Réveillé par un rayon de soleil, on saute du lit pour faire le tour de l’hôtel en profitant de cette éclaircie qui dévoile les sommets des montagnes environnantes. Il reste un arc-en-ciel qui témoigne de la pluie de la veille. On prend un petit déjeuné consistant et on reprend la route pour refaire la F570 de la veille et espérer voir le sommet du Snaefellsjoküll…

Hélas l’éclaircie fut de courte durée, et à mesure que l’on se rapproche du glacier le temps se recouvre pour ressembler à celui de la veille en un peu plus clément, la traversée de la F570 se fait sans difficulté mais toujours dans le brouillard, pour voir le glacier il faudra revenir… on a beaucoup de route aujourd’hui, on veut rejoindre le « cercle d’or » qui regroupe plusieurs lieu très connu d’islande. On roule 3 ou 4heures pour arriver à Pingvellir. Ce lieu est très symbolique pour les islandais car c’est là que l’indépendance a été proclamé avec la formation de leur premier parlement. Il y a une cascade magnifique, Valérie en profite pour améliorer la technique qu’on appelle entre nous « le flou laiteux » donnant l’impression que l’eau n’est que du coton, et celle de la « goutte d’eau » qui au contraire consiste a prendre très rapidement l’image pour individualiser chaque goutte sur la photo.

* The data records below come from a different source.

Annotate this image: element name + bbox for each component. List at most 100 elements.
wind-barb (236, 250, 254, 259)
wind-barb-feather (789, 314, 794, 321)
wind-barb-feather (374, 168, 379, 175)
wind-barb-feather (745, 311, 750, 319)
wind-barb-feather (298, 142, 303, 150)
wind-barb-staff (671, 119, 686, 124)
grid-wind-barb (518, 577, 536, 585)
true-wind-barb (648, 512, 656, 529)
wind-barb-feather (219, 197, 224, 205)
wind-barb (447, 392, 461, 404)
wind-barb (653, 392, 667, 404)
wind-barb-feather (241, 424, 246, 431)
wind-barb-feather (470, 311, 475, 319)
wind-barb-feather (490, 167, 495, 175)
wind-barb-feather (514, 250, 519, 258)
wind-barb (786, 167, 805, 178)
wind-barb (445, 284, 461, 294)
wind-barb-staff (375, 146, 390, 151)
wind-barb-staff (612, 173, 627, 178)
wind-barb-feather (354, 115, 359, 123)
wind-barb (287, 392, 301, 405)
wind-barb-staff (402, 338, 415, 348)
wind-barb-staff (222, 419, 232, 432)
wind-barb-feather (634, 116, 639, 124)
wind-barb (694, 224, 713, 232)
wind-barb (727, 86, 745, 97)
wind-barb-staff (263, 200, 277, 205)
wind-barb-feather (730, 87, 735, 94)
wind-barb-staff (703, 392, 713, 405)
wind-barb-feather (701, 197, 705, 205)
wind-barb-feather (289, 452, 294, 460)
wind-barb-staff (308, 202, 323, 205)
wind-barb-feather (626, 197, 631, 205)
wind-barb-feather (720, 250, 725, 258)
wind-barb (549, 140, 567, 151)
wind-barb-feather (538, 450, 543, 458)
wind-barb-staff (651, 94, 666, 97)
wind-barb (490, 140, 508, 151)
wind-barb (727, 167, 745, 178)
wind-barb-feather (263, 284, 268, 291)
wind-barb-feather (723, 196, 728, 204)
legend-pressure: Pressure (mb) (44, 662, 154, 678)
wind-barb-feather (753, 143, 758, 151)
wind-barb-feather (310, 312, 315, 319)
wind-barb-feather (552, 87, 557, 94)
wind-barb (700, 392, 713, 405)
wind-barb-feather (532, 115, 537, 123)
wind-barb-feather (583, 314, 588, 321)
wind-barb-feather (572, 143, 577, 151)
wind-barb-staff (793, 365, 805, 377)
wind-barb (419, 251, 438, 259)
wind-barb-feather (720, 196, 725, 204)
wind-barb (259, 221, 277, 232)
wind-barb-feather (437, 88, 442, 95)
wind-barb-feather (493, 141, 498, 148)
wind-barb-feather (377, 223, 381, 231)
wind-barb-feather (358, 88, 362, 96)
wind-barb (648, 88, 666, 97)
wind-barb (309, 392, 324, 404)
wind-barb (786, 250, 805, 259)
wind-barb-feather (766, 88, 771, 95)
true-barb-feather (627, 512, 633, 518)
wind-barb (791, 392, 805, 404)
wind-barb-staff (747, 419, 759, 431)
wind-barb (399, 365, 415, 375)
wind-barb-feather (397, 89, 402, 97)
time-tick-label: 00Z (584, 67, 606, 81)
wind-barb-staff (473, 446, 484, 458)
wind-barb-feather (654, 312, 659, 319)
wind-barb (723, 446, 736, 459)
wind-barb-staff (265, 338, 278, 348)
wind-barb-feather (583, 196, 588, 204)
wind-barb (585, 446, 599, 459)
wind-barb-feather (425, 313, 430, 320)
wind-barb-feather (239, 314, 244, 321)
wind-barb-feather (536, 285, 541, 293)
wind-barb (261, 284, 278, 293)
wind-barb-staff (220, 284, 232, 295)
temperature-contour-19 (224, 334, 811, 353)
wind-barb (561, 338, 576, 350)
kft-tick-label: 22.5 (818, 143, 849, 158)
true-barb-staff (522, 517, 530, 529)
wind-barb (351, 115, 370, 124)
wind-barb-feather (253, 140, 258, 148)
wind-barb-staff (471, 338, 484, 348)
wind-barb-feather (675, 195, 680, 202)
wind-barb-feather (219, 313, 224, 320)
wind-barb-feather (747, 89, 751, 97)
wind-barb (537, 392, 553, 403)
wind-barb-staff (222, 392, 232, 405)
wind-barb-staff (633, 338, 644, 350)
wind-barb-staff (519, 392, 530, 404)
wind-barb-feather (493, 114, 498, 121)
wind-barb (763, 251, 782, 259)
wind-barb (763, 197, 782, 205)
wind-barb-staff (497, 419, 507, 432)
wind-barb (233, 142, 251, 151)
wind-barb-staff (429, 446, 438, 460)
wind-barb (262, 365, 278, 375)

On continue ensuite jusqu’à Geysir, petite ville qui a donné son nom au phénomène géothermique bien connu, les Geysers. En bordure de la ville plusieurs se trouvent là mais ne sont plus très actifs, ce sont des trous remplis d’eaux fumant, seul Strokkur est resté très actif avec une « explosion » toutes les 3 à 10 minutes et envoi l’eau jusqu’à 20 ou 30 mètres de hauts, une fois encore on prends de nombreux clichés, tout comme la dizaine de touristes appareil photo ou caméra à la main qui attendent sous le froid et la pluie la prochaine éruption. Autours de nombreuses petites failles laissent échapper des fumées formant un paysage insolite extraordinaire, du genre post-apocalyptique.a On fait route un peu plus loin vers Gullfoss, une autre cascade, en deux parties avec une chutes de 15 mètres suivies d’une de 30 mètres, que l’on peut approcher à quelques centimètres. S’il y a bien une chose qui ne perturbe pas les islandais c’est les distances de sécurités des lieux touristiques au bord des falaises !! A chaque fois on peut s’asseoir (dans mon cas) ou se tenir debout (pour Valérie) à quelques centimètres de falaises de plusieurs dizaines de mètres. Cela donne des photos exceptionnelles, mais aussi quelques angoisses. Un groupe de reportage est là, ils filment enregistrent et photographient les chutes, ils sont étonnant chacun avec un imperméable d’une couleur différente : rouge, jaune, bleu, vert !! impossible de les rater. Le soleil commence à se coucher (derrière les nuages et la pluie) on reprend donc la route pour trouver un hôtel.

On passe la nuit à Fludir dans un hôtel de la chaine Icelandic Hotel, tout ce qu’il y a de plus européen et sans cachet, mais avec un confort important après cette journée fatiguante.